IMF still sees downside risks in financial system


From The Hindu

The International Monetary Fund has cautioned that “global financial stability is still not assured and significant policy challenges remain to be addressed,” even four years after the onset of the largest financial crisis since the Great Depression.

The Fund also warned that the world was still very much witnessing a “two-speed recovery,” with progress in advanced economies significantly slower than that of emerging markets.

Releasing updates to two closely-watched reports, on “Global Financial Stability” and “World Economic Outlook,” the IMF voiced concern that for many key financial institutions “Balance sheet restructuring is incomplete and proceeding slowly, and leverage is still high.”

According to the IMF the interaction between banking and sovereign credit risks in the euro area remained a critical factor, and policies were needed to tackle fiscal and banking sector vulnerabilities.

At the global level, regulatory reforms were still required to put the financial sector on a sounder footing even if accommodative policies in advanced economies and relatively favourable fundamentals in emerging market countries had spurred capital inflows.

In the emerging market countries the Fund recommended that policymakers “will need to watch diligently for signs of asset price bubbles and excessive credit.” However it added that unlike advanced economies, where growth remained subdued and unemployment high, emerging economies were still buoyant.

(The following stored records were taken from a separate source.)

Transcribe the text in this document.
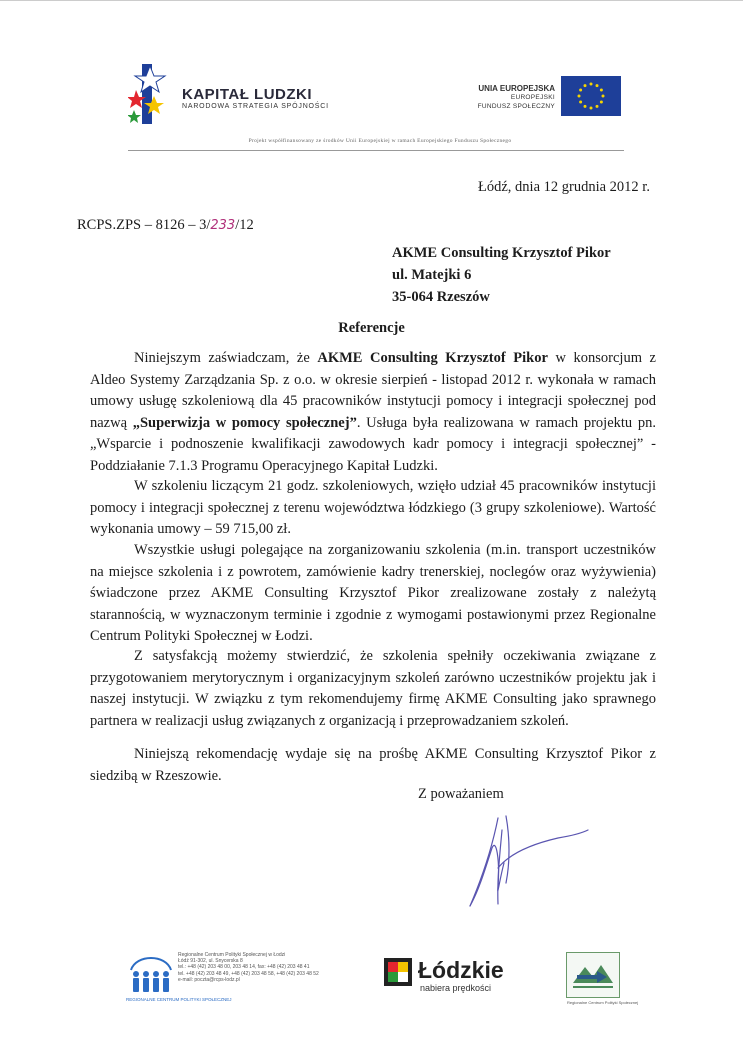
KAPITAŁ LUDZKI
NARODOWA STRATEGIA SPÓJNOŚCI
UNIA EUROPEJSKA
EUROPEJSKI
FUNDUSZ SPOŁECZNY
Projekt współfinansowany ze środków Unii Europejskiej w ramach Europejskiego Funduszu Społecznego
Łódź, dnia 12 grudnia 2012 r.
RCPS.ZPS – 8126 – 3/233/12
AKME Consulting Krzysztof Pikor
ul. Matejki 6
35-064 Rzeszów
Referencje
Niniejszym zaświadczam, że AKME Consulting Krzysztof Pikor w konsorcjum z Aldeo Systemy Zarządzania Sp. z o.o. w okresie sierpień - listopad 2012 r. wykonała w ramach umowy usługę szkoleniową dla 45 pracowników instytucji pomocy i integracji społecznej pod nazwą „Superwizja w pomocy społecznej”. Usługa była realizowana w ramach projektu pn. „Wsparcie i podnoszenie kwalifikacji zawodowych kadr pomocy i integracji społecznej” - Poddziałanie 7.1.3 Programu Operacyjnego Kapitał Ludzki.
W szkoleniu liczącym 21 godz. szkoleniowych, wzięło udział 45 pracowników instytucji pomocy i integracji społecznej z terenu województwa łódzkiego (3 grupy szkoleniowe). Wartość wykonania umowy – 59 715,00 zł.
Wszystkie usługi polegające na zorganizowaniu szkolenia (m.in. transport uczestników na miejsce szkolenia i z powrotem, zamówienie kadry trenerskiej, noclegów oraz wyżywienia) świadczone przez AKME Consulting Krzysztof Pikor zrealizowane zostały z należytą starannością, w wyznaczonym terminie i zgodnie z wymogami postawionymi przez Regionalne Centrum Polityki Społecznej w Łodzi.
Z satysfakcją możemy stwierdzić, że szkolenia spełniły oczekiwania związane z przygotowaniem merytorycznym i organizacyjnym szkoleń zarówno uczestników projektu jak i naszej instytucji. W związku z tym rekomendujemy firmę AKME Consulting jako sprawnego partnera w realizacji usług związanych z organizacją i przeprowadzaniem szkoleń.
Niniejszą rekomendację wydaje się na prośbę AKME Consulting Krzysztof Pikor z siedzibą w Rzeszowie.
Z poważaniem
REGIONALNE CENTRUM POLITYKI SPOŁECZNEJ
Regionalne Centrum Polityki Społecznej w Łodzi
Łódź 91-302, ul. Snycerska 8
tel.: +48 (42) 203 48 00, 203 48 14, fax: +48 (42) 203 48 41
tel. +48 (42) 203 48 49, +48 (42) 203 48 58, +48 (42) 203 48 52
e-mail: poczta@rcps-lodz.pl	Łódzkie
nabiera prędkości
Regionalne Centrum Polityki Społecznej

In fact the scenario in emerging economies was beginning to suggest that inflation pressures were emerging, the IMF said, and there were now some “signs of overheating.”

Exhorting Euro area policymakers to embark on “comprehensive and rapid actions to overcome sovereign and financial troubles,” the IMF noted that such action would be essential to redress fiscal imbalances and to repair and reform financial systems in advanced economies more generally.